– Каплю, выпавшую на сухую землю из кувшина, обратно не соберешь, Карим. Пусть наши люди делают свое дело, а враги – свое. Аллах хранит жизнь слуги столько, сколько ему она нужна.

– Иногда чуть дольше, иногда чуть меньше. Ведь и мы, стреляя, делаем поправку на ветер… – ответил разведчик. Но Масуд только улыбнулся. Отчего Кариму всегда, с самого начала его похода за Масудом казалось, что этому учителю французского открыто знание о жизни в целом, знание, не доступное другим? Может быть, благородство? Оно соединяет звенья жизни, дни и годы в целое и ясное?

И вот Масуда убили. Убили просто, так просто, что Карим не мог избавиться от мысли, что предательство, открывшее ворота убийцам, вызрело в собственных рядах. Но для дела это уже значения не имело. Лишившись головы, тело Панджшерского государства распласталось бесхребетным студнем медузьим, а через несколько дней, когда, после атаки на Нью-Йорк, из-за океана зазвучали грозные призывы, генералы северных бросились в разные стороны искать новых союзников. Карим ощутил себя неподвижной точкой черной войны, соединившей в себе слишком многое: начало новой смерти, долг, боль осени, остроту памяти. Но как в себе найти точку опоры, чтобы, оттолкнувшись, идти дальше?

– Одной ступней мир опирается на человека. На одного человека. Найдешь его, найдешь себе опору. Но помни – это опора, но не смысл, – учил его однажды, в молодости, дядя Пир аль-Хуссейни, вождь племени вазиритов. На узких голубых губах играла усмешка. Так насмехался старик над своим избранником-воспитанником, когда знал наверное, каким вопросом снедаем почтительный ученик.

– А вторая, учитель?

– А вторая – на его врага. Это знали мудрецы прошлого. Убивая врага, они отравляли и его злейшего недруга.

– А если это были они сами, учитель?

Голубые губы сошлись в линию, глаза на миг закрылись.

– Это выбор, Карим. Его не объясняют словами. Ты молод, тебе предстоит изведать выбор тогда, когда груз чужой жизни становится тяжелее собственной смерти…

Карим двадцать лет носил в чреве сущность, субстанцию, оставшуюся от непонятых им слов Пира. А теперь он понял. Мозгом, телом и существом. И улыбка Пира аль-Хуссейни оказалась равна улыбке бывшего учителя французского.
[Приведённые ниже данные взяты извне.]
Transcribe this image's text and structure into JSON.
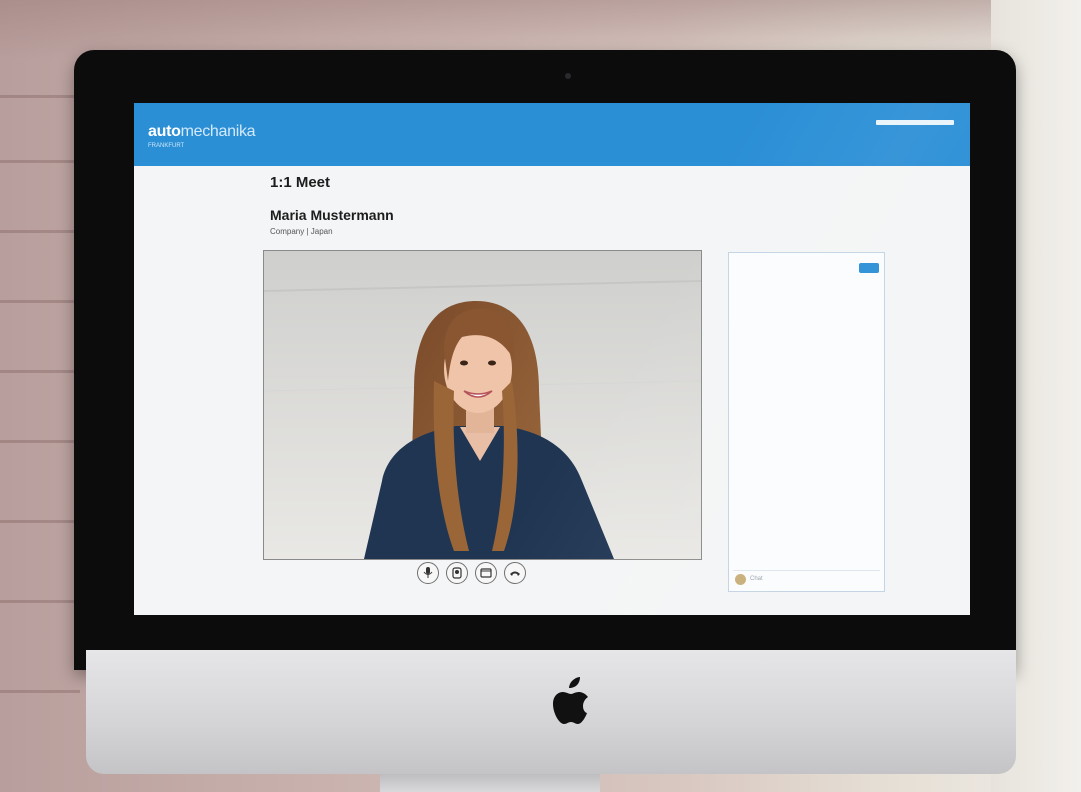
{
  "app": {
    "brand_bold": "auto",
    "brand_light": "mechanika",
    "brand_sub": "FRANKFURT"
  },
  "meeting": {
    "title": "1:1 Meet",
    "participant_name": "Maria Mustermann",
    "participant_info": "Company | Japan"
  },
  "controls": [
    {
      "icon": "microphone-icon"
    },
    {
      "icon": "camera-icon"
    },
    {
      "icon": "screen-share-icon"
    },
    {
      "icon": "hang-up-icon"
    }
  ],
  "chat": {
    "placeholder": "Chat"
  },
  "colors": {
    "accent": "#2b8fd6",
    "bezel": "#0c0c0d",
    "screen_bg": "#f4f5f6"
  }
}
Карим еще не готов был к выбору, но уже догадывался, что выбора делать и не придется, он осуществится незаметно, сам собой. Развяжется, как узелок на поясе халата, охватывающем исхудавшее тело странника.

Полковник Карим не поехал с маршалом Фахимом в Душанбе, не ответил на приглашение генерала Атты присоединиться к посольству, направленному в Дели. Отказался сопровождать хозяина Герата, Исмаил Хана, в Тегеран. Он мысленно очертил жестким черным грифелем глубокий контур, воткнув иглу циркуля в свое сердце. Учителю уже дан ответ, который еще только ищет русский полковник Миронов, в силу обстоятельств не потерявший опоры на человека и его врага. Если свобода безгранична, как время после смерти, то смысл открывается гранью, предназначенной только тебе одному. Смысл – именной, факсимильный, как сказал бы русский. Смысл, никак не увязанный с целью. Печатка на перстне.

Когда из Душанбе пришла весть, что врачам не удалось спасти Ахмадшаха Масуда, полковник Курой сел на землю, сгреб ее, старую, как прах, в ладонь и крикнул в ее ухо так, чтобы услышали его зов истлевшие телом предки. Крикнул, и птицы встрепенулись и закружили в черной воронке ночи. А потом он спросил себя, за что он воюет. За этот пепел?

– Ничто так не упрощает путь, как враг за перевалом. Ничто не искушает простым смыслом так, как знамя войны в руках, – однажды сказал ему Масуд, двадцать лет сам державший это знамя и дававший Кариму формулу смысла. И все-таки… Не земля. Не свобода. Не вера. Не ненависть. Не они сделали и Карима человеком войны. А что? Он не знал. Еще не знал. Он выполнил первую часть задачи, он нашел Человека, о которого мир упирается одной ступней… Теперь предстоит решить вторую часть задачи: восстановить равновесие, убить врага. Но сперва – его найти. Вот это и можно принять в качестве цели новой жизни – войны.